Leis travam falta de análise em Portugal

“Na verdade o TJUE não abriu um porta, mas sim vincou uma regra que vem da diretiva sobre crédito a consumidores de 2008”, refere o secretário-geral da ASFAC, frisando que “tanto na anterior como na atual diretiva a avaliação de solvabilidade é uma obrigação legal das entidades que concedem crédito, para além de ser um dever de conduta em defesa dos seus clientes”.

De acordo com Duarte Gomes Pereira, “em Portugal, e de forma exemplar face aos demais países, a análise de solvabilidade é uma obrigação desde cedo, com reflexo na lei e em vários diplomas regulamentares, sujeito a um seguimento constante e detalhado pelas autoridades”, nomeadamente o regime do crédito aos consumidores que impõe o dever de avaliar a solvabilidade do consumidor, “sendo da sua responsabilidade comprovar que fez a devida análise da capacidade financeira do cliente”.

Por outro lado, o Banco de Portugal emitiu uma recomendação no âmbito dos novos contratos de crédito ao consumo que impôs limites à taxa de esforço máxima. A recomendação prevê que a taxa de esforço se situe abaixo de 50%, podendo haver margem (10% dos contratos celebrados) para uma taxa de esforço entre 50% e 60% e apenas 5% do total dos contratos celebrados poderão ter uma taxa de esforço acima de 60%.
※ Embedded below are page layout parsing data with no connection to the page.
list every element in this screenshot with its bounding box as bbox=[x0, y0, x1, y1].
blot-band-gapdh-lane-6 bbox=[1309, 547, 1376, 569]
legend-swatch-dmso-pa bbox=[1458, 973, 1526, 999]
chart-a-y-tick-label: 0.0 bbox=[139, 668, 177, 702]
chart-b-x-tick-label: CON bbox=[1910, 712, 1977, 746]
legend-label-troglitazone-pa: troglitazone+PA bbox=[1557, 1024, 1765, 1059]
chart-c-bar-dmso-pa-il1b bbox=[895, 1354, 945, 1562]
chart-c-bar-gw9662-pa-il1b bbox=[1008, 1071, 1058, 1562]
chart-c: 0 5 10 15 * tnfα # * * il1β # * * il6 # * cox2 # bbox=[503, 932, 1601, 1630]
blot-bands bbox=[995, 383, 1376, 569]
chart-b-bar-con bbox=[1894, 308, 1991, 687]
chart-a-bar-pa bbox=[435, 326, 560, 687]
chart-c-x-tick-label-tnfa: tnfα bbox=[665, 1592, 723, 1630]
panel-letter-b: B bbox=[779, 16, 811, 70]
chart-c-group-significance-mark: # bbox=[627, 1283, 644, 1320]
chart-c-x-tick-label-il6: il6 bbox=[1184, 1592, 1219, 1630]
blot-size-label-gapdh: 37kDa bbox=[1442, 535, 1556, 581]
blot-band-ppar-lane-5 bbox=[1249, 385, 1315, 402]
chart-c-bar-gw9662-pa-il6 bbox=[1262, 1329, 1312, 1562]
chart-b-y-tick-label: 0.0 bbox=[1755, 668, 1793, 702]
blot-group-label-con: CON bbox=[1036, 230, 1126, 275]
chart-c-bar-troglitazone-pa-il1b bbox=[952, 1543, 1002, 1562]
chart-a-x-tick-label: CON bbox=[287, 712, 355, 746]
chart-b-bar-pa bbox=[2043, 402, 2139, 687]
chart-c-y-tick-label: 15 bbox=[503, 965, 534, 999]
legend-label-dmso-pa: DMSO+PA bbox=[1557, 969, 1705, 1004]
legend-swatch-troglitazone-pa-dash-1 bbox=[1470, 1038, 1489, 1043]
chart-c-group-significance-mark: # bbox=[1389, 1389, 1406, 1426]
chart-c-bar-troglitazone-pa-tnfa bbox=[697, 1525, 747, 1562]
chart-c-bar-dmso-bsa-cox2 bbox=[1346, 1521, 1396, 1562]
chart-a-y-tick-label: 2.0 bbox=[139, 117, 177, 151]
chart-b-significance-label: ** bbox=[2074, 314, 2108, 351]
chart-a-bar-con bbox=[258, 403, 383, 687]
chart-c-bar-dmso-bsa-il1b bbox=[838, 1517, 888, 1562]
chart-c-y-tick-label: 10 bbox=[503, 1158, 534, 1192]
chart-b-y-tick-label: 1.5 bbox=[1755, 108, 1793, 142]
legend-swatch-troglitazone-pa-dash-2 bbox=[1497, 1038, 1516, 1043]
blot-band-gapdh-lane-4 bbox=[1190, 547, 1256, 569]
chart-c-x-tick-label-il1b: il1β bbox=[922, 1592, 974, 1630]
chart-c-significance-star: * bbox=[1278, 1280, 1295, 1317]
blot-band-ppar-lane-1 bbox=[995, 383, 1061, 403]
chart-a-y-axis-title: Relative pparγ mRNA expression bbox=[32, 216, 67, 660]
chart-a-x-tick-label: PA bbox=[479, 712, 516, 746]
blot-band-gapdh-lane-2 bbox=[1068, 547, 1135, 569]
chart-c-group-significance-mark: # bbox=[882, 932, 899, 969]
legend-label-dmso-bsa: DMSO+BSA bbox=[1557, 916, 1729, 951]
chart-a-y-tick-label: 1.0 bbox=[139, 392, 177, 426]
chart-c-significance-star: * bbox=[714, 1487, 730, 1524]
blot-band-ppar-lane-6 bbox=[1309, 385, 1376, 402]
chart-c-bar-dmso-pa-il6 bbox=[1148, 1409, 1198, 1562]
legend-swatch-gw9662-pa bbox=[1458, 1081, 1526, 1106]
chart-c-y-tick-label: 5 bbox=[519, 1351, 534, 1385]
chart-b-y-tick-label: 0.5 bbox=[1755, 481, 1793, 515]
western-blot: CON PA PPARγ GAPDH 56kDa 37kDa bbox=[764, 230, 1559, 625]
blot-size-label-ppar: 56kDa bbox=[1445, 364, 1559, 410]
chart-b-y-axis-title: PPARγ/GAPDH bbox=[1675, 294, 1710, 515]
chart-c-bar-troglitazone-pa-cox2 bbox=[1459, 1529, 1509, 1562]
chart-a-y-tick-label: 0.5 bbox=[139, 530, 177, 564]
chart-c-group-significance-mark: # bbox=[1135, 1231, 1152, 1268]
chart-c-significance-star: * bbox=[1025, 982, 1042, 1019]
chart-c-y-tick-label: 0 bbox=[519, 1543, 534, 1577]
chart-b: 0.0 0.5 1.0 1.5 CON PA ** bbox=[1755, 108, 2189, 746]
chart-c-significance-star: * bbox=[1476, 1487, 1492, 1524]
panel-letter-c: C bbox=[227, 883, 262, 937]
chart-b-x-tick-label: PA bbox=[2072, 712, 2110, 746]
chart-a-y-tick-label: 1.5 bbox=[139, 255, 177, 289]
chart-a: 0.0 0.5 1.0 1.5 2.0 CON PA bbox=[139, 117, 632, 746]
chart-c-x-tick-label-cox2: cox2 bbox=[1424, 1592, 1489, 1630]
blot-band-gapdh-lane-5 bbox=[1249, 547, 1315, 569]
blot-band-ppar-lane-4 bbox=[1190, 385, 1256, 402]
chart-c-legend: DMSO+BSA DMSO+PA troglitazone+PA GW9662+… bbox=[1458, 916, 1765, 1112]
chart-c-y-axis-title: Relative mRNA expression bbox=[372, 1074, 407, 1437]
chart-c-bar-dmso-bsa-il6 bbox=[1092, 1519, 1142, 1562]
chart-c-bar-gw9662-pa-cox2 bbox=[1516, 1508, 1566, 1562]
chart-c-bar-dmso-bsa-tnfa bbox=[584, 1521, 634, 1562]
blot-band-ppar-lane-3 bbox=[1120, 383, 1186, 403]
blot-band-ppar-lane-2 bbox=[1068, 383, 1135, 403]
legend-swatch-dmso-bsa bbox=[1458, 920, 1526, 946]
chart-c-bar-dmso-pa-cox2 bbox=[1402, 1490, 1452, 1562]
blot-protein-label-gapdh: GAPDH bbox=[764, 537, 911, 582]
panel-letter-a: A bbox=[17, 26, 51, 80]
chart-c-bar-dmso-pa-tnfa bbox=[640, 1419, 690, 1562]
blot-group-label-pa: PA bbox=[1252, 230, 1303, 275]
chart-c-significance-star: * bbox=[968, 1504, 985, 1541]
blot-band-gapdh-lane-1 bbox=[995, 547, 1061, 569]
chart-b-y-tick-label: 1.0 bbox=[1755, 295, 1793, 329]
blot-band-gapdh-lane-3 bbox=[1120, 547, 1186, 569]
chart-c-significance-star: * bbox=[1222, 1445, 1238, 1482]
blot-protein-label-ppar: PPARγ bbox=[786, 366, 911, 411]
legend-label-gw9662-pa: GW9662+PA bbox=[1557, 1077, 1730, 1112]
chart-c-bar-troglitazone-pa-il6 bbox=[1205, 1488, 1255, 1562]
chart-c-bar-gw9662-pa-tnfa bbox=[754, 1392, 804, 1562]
O último relatório de estabilidade financeira do regulador, recorda a ASFAC, mostra que mais de 90% dos contratos de crédito ao consumo estão abaixo dos 50% de taxa de esforço, 6,6% entre 50 e 60% e 3,18% acima de 60%. A taxa de incumprimento dos créditos ao consumo, por seu lado, é baixa e tem vindo a reduzir-se. Era de 2,8% em novembro de 2023, abaixo dos 3,5% em 2022 e muito aquém dos 7,1% em 2019, no pré-pandemia.